Sage has long professed its commitment to accounting firms and had even started its own network, not necessarily of resellers or tech consultants, but partner firms in their own right who could advocate for Sage products. That number, again, has notably increased with this purchase.

As for Intacct, I can’t not see this as a win. I got to know them 15 years ago when I started covering the space, and to their credit they were able to grow steadily in an area that really has only recently been embraced, or at least largely accepted, by accountants ... that being “the cloud.” This is by no means an insult, just an observation by a long-time observer, but it always seemed Intacct was in the shadow of NetSuite, and I know for a fact they often competed in deals and not always on the winning side. Still, the Intacct channel grew strong and committed and their customer base loyal.

Maybe it wasn’t a product for every business, but hey what is? Also, what always seemed to elude them was global scale. With Sage’s global presence, they now have that in a bigger way than they ever did.

Also, having CPA.com, the product and service marketing arm of the AICPA, aided Intacct’s cause in the accounting space. The company was one of the earliest partners signed on by CPA.com (then CPA2Biz) and in a way became their poster child for the outsourced accounting/virtual CFO model they had promoted.

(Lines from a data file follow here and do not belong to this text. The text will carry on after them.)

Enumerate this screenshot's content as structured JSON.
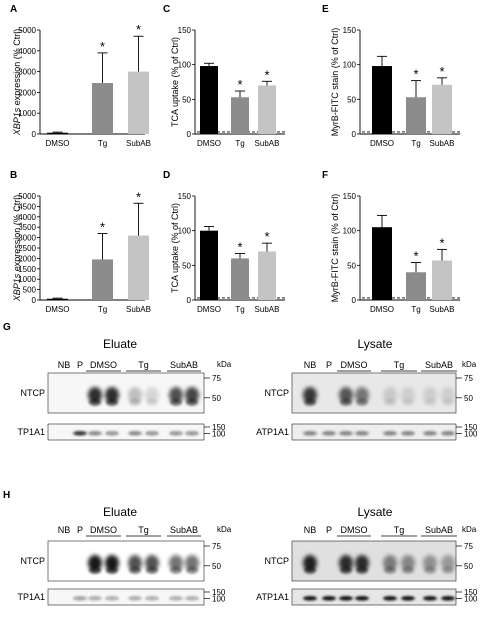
{
  "chart_data": [
    {
      "type": "bar",
      "panel": "A",
      "categories": [
        "DMSO",
        "Tg",
        "SubAB"
      ],
      "values": [
        60,
        2450,
        3000
      ],
      "errors": [
        30,
        1450,
        1700
      ],
      "significant": [
        false,
        true,
        true
      ],
      "colors": [
        "#000000",
        "#8c8c8c",
        "#c4c4c4"
      ],
      "ylabel_italic": "XBP1s",
      "ylabel_rest": " expression (% Ctrl)",
      "ylim": [
        0,
        5000
      ],
      "yticks": [
        "0",
        "1000",
        "2000",
        "3000",
        "4000",
        "5000"
      ]
    },
    {
      "type": "bar",
      "panel": "B",
      "categories": [
        "DMSO",
        "Tg",
        "SubAB"
      ],
      "values": [
        60,
        1950,
        3100
      ],
      "errors": [
        30,
        1250,
        1550
      ],
      "significant": [
        false,
        true,
        true
      ],
      "colors": [
        "#000000",
        "#8c8c8c",
        "#c4c4c4"
      ],
      "ylabel_italic": "XBP1s",
      "ylabel_rest": " expression (% Ctrl)",
      "ylim": [
        0,
        5000
      ],
      "yticks": [
        "0",
        "500",
        "1000",
        "1500",
        "2000",
        "2500",
        "3000",
        "3500",
        "4000",
        "4500",
        "5000"
      ]
    },
    {
      "type": "bar",
      "panel": "C",
      "categories": [
        "DMSO",
        "Tg",
        "SubAB"
      ],
      "values": [
        98,
        53,
        70
      ],
      "errors": [
        4,
        9,
        6
      ],
      "significant": [
        false,
        true,
        true
      ],
      "colors": [
        "#000000",
        "#8c8c8c",
        "#c4c4c4"
      ],
      "ylabel_italic": "",
      "ylabel_rest": "TCA uptake (% of Ctrl)",
      "ylim": [
        0,
        150
      ],
      "yticks": [
        "0",
        "50",
        "100",
        "150"
      ]
    },
    {
      "type": "bar",
      "panel": "D",
      "categories": [
        "DMSO",
        "Tg",
        "SubAB"
      ],
      "values": [
        100,
        60,
        70
      ],
      "errors": [
        6,
        7,
        12
      ],
      "significant": [
        false,
        true,
        true
      ],
      "colors": [
        "#000000",
        "#8c8c8c",
        "#c4c4c4"
      ],
      "ylabel_italic": "",
      "ylabel_rest": "TCA uptake (% of Ctrl)",
      "ylim": [
        0,
        150
      ],
      "yticks": [
        "0",
        "50",
        "100",
        "150"
      ]
    },
    {
      "type": "bar",
      "panel": "E",
      "categories": [
        "DMSO",
        "Tg",
        "SubAB"
      ],
      "values": [
        98,
        53,
        71
      ],
      "errors": [
        14,
        24,
        10
      ],
      "significant": [
        false,
        true,
        true
      ],
      "colors": [
        "#000000",
        "#8c8c8c",
        "#c4c4c4"
      ],
      "ylabel_italic": "",
      "ylabel_rest": "MyrB-FITC stain (% of Ctrl)",
      "ylim": [
        0,
        150
      ],
      "yticks": [
        "0",
        "50",
        "100",
        "150"
      ]
    },
    {
      "type": "bar",
      "panel": "F",
      "categories": [
        "DMSO",
        "Tg",
        "SubAB"
      ],
      "values": [
        105,
        40,
        57
      ],
      "errors": [
        17,
        14,
        16
      ],
      "significant": [
        false,
        true,
        true
      ],
      "colors": [
        "#000000",
        "#8c8c8c",
        "#c4c4c4"
      ],
      "ylabel_italic": "",
      "ylabel_rest": "MyrB-FITC stain (% of Ctrl)",
      "ylim": [
        0,
        150
      ],
      "yticks": [
        "0",
        "50",
        "100",
        "150"
      ]
    }
  ],
  "significance_mark": "*",
  "blots": {
    "G": {
      "panel": "G",
      "eluate": {
        "title": "Eluate",
        "lanes": [
          "NB",
          "P"
        ],
        "groups": [
          "DMSO",
          "Tg",
          "SubAB"
        ],
        "kda": "kDa",
        "upper": {
          "label": "NTCP",
          "markers": [
            "75",
            "50"
          ]
        },
        "lower": {
          "label": "TP1A1",
          "markers": [
            "150",
            "100"
          ]
        }
      },
      "lysate": {
        "title": "Lysate",
        "lanes": [
          "NB",
          "P"
        ],
        "groups": [
          "DMSO",
          "Tg",
          "SubAB"
        ],
        "kda": "kDa",
        "upper": {
          "label": "NTCP",
          "markers": [
            "75",
            "50"
          ]
        },
        "lower": {
          "label": "ATP1A1",
          "markers": [
            "150",
            "100"
          ]
        }
      }
    },
    "H": {
      "panel": "H",
      "eluate": {
        "title": "Eluate",
        "lanes": [
          "NB",
          "P"
        ],
        "groups": [
          "DMSO",
          "Tg",
          "SubAB"
        ],
        "kda": "kDa",
        "upper": {
          "label": "NTCP",
          "markers": [
            "75",
            "50"
          ]
        },
        "lower": {
          "label": "TP1A1",
          "markers": [
            "150",
            "100"
          ]
        }
      },
      "lysate": {
        "title": "Lysate",
        "lanes": [
          "NB",
          "P"
        ],
        "groups": [
          "DMSO",
          "Tg",
          "SubAB"
        ],
        "kda": "kDa",
        "upper": {
          "label": "NTCP",
          "markers": [
            "75",
            "50"
          ]
        },
        "lower": {
          "label": "ATP1A1",
          "markers": [
            "150",
            "100"
          ]
        }
      }
    }
  }
}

For the record, I had reached out to CPA.com for comment on the acquisition and the future of their relationship with Intacct, but no comment was issued, as of yet. I suspect there will be one coming.

Another note about this deal, about six years ago when I sat down with Intacct’s CEO at one of their annual partner events to discuss their future, he in no uncertain terms saw them as a public company and had plans to be there within 18 months at the time. His words.

But the market is what it is and going there just never happened. And, I also know on good authority that acquisition offers had come their way (not entirely certain by whom but the field is pretty small) and were turned down at the time.

So that’s the basic history as I’ve seen it. Big questions remain on brand, customer, and channel integration. Also, will Intacct retain some brand integrity? How exactly will Sage leverage the newly acquired accounting firms loyal to Intacct? How will Sage differentiate it from what they are doing with Sage Live, and even its own mid-market ERP products and associated channel?